C’est ce fourmillement créatif dont témoigne cette présente sélection, quatorze titres pour un brassage aussi intempestif qu’inédit, où toutes les musiques de l’archipel créole entrent à un moment ou à un autre en piste. Qu’elles soient d’essence rurale ou d’extraction plus urbaine, toutes rappellent « la trace du chant confisqué par l’esclavage » dont parlait Edouard Glissant lors d’un entretien autour de la place de musiques antillaises dans la sphère afro-américaine. « C’est le cas du jazz, mais aussi du reggae, du calypso, de la biguine, de la salsa… Cette trace s’exprime aussi dans les tambours : guadeloupéen, dominicain, jamaïcain, cubain… Aucun n’est le même, tous repartent de cette idée de trace, la cherchent et se mettent en relation. C’est cela qui est la marque de la diaspora africaine : cette capacité à créer de l’inédit par rapport à elle-même à partir d’une trace. Ce peut être le souvenir d’un rythme, la fabrication d’un tambour, une manière de dire qui utilise non pas l’ancienne langue mais les modalités de celle-ci. »

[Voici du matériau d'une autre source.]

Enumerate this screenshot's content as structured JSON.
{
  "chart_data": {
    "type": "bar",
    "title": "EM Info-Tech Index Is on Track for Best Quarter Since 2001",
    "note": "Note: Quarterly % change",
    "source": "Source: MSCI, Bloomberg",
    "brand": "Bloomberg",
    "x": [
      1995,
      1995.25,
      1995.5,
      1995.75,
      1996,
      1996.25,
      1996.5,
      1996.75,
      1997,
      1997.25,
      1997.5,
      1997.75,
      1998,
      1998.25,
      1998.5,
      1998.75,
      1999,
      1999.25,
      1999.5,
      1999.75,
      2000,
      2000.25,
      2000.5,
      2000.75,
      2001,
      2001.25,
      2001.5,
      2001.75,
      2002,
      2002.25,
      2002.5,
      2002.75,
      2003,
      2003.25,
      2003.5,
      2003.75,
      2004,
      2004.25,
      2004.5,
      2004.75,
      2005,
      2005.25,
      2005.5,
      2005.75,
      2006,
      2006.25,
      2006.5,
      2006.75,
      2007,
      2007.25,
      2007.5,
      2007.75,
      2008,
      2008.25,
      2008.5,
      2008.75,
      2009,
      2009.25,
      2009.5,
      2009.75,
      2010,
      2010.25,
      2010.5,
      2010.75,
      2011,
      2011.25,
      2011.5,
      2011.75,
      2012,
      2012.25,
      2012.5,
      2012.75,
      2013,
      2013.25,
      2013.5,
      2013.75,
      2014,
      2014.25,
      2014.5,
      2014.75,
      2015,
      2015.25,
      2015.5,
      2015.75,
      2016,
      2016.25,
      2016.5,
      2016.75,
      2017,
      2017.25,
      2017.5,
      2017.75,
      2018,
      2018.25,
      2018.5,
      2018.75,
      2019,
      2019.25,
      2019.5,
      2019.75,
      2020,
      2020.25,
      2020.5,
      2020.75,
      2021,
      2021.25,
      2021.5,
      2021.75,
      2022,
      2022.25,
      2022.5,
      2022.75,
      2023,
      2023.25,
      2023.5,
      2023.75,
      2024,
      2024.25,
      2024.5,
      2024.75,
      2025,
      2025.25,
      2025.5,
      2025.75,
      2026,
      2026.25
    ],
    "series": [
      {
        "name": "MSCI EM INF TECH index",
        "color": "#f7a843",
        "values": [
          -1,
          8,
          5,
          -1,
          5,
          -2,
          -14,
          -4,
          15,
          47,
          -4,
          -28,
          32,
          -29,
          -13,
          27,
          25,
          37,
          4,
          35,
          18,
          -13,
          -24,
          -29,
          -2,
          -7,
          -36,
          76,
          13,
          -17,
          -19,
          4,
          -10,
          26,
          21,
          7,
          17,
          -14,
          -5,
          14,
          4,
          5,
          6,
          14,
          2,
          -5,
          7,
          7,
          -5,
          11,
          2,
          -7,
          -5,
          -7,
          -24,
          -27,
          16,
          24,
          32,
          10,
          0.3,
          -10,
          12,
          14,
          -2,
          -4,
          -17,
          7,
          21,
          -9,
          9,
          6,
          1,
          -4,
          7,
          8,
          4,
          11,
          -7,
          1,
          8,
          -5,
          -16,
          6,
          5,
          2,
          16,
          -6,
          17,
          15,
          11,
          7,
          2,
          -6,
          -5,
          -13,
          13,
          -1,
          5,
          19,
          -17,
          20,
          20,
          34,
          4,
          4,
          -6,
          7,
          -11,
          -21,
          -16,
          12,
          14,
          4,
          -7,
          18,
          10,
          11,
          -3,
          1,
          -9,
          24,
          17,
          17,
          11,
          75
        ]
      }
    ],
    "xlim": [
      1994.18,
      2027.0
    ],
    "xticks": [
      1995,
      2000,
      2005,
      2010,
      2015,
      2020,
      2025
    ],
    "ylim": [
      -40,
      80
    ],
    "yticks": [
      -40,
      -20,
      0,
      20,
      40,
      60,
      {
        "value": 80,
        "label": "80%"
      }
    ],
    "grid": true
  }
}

En ouverture, on retrouve ainsi l’un des orchestres emblématiques de cette identité esthétique aux intersections de bien des musiques de ce prolifique archipel. Malavoi, mythique groupe foyalais, interprète en 1974 une superbe guajira de Ray Barretto, tambour majuscule de la scène new-yorkaise qui fut biberonné de Charlie Parker et Chano Pozzo. Et comme un symbole de cette réunion, la conclusion de cette compilation est signée par Los Martiniqueños de Francisco. Poteau mitan de la culture martiniquaise et militant impénitent des musiques afro-caribéennes, pratiquant les rondes de danmyé (sorte de capoeiria) au rythme du tambour bèlè, ce dernier envoie une terrible Caterete, une espèce de champeta d’obédience afro-colombienne composée par le Colombien Fabián Ramón Veloz Fernández pour le groupe Wgenda Kenya. Cerise sur le gâteau : le Brésilien Marku Ribas qui trouva refuge en Martinique au début des années 1970, donne de la voix sur ce titre qui incite à la transe.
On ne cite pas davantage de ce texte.